On the business side, the same slopes have remained for decades, especially the lack of institutionalization. When going public, the financial data of the company – and many ‘secrets’ of its business – must be transparent so that investors can make the decision to buy or sell its shares based on that information. “Many of the companies have the size, they have significant growth rates, but in many cases what fails them is corporate governance or having financial statements audited according to the standards,” says Perochena.

In addition, being on the Stock Exchange, you must have an investor service department, explains María Concepción del Alto, director of the Master in Finance at EGADE Business School in Monterrey, who indicates that many of the low marketability companies do not have an area especially for investors, something that is also punished in the price of the share.

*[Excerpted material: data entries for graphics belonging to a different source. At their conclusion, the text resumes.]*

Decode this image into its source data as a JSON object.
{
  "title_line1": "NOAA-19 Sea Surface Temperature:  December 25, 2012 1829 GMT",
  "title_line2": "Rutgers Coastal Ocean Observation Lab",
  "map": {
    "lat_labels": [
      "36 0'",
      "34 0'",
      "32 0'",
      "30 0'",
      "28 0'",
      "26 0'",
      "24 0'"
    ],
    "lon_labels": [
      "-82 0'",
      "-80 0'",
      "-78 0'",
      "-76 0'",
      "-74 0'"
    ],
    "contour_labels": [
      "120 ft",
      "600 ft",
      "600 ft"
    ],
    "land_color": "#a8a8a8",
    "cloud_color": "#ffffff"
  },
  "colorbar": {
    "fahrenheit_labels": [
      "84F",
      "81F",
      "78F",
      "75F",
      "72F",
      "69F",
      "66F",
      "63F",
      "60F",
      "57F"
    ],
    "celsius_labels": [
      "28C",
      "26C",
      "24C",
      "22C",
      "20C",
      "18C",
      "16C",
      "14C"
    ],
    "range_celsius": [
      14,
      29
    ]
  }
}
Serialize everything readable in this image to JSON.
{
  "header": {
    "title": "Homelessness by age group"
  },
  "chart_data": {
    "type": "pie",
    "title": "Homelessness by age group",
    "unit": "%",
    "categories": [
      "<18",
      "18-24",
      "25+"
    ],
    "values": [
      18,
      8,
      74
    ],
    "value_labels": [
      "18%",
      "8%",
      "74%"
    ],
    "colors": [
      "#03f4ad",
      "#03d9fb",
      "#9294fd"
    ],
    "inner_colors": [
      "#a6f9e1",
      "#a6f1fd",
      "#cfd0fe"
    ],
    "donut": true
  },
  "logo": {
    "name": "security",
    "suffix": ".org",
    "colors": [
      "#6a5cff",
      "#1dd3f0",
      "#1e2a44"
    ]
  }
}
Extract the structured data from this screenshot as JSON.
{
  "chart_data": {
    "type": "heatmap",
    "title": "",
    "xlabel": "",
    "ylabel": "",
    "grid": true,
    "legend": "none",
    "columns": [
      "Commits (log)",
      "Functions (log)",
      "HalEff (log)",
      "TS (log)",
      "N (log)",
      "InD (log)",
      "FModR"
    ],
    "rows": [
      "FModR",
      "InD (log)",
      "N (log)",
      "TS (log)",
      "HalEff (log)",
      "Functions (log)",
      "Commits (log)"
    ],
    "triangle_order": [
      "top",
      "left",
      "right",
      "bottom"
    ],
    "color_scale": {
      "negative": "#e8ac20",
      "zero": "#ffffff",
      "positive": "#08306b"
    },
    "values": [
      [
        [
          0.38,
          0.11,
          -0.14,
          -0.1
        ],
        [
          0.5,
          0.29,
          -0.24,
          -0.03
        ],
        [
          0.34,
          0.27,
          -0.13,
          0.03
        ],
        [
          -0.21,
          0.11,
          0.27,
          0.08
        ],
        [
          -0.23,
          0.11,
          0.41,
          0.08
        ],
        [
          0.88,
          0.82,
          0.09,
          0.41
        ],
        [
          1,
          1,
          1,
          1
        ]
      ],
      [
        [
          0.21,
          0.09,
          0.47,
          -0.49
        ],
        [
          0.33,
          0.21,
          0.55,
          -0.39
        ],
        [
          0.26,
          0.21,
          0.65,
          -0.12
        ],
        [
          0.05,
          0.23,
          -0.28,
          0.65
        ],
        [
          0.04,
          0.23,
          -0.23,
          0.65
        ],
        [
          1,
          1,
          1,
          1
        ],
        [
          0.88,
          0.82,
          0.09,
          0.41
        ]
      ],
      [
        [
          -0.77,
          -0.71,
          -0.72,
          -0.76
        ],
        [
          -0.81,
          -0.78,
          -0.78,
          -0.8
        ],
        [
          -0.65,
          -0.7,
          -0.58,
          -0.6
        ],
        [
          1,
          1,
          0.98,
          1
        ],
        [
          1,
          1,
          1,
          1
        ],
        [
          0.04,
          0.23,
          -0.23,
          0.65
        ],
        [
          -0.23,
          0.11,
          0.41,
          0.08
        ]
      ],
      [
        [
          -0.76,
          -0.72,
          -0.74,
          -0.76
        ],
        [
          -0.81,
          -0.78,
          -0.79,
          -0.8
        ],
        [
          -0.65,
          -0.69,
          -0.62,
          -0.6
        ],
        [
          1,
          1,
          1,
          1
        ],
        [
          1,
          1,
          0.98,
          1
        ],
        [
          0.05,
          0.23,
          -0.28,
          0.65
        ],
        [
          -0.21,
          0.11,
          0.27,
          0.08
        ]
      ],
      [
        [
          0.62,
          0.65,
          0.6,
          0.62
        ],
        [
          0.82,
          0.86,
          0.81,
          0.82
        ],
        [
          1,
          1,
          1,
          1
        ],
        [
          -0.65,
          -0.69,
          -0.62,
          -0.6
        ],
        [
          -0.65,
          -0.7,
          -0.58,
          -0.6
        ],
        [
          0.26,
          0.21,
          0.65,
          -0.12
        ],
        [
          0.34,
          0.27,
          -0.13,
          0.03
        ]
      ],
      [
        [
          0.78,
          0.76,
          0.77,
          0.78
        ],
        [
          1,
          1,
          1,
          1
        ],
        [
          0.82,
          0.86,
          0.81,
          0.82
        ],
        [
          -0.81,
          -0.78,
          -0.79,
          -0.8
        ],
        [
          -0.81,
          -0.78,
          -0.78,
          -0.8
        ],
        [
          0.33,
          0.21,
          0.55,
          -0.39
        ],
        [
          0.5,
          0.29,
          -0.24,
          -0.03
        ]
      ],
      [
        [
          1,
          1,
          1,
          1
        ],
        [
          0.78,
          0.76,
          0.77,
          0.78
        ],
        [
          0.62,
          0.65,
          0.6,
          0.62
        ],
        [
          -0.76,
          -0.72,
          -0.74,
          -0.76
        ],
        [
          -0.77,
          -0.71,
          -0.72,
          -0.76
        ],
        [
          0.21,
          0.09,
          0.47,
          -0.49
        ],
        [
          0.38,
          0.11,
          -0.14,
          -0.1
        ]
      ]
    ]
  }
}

In other cases, some companies find the issue of going public to be complicated because they do not consider it as an added value and are not prepared to initiate all the procedures that it entails, says Martínez, from EY. “A capital issue is not easy, you have to align many issues to make sure it is ready: corporate governance, that financial results follow accounting standards or have an area of relations with investors”, says the expert. Regarding the attractiveness of going public to obtain financing at a good cost, there are other channels through which companies can obtain competitive rates.

The lack of financial culture has also weighed on the market. Unlike the United States, where retail investors (ordinary people) represent 50% of the market, in Mexico they do not even reach 15%, according to BIVA’s Perochena. Their number has been increasing in the last year: in 2020, the investment accounts of individuals in brokerage houses increased 268%, to 888,321, due to the boom in investment platforms. But the road is still long for them to become an important player.

Hope dies last

The crisis derived from COVID-19 also hit the stock markets and company valuations, but the scenario is already beginning to change. Greater economic growth is reflected in the movements of the Stock Market, “and the fact that we can have better prospects improves valuations, which means that companies can receive more pesos for each share they place, and this can make the interest of the companies grows ”, says Rich, of Ve por Más. Several analysts and specialists agree with him. De la Cruz, from the IDIC, indicates that a growth of more than 4% in 2022 and 2023, together with an environment of greater certainty and trust between public and private activity, will be favorable for the market.

Perochena of BIVA is also optimistic. According to the manager, since BIVA began operations, an accompaniment has been carried out with different companies (to date more than 250) so that they prepare their way to reach the Stock Market, with a front-line maxim: “The stock market is not for large companies, it is for them to become big ”.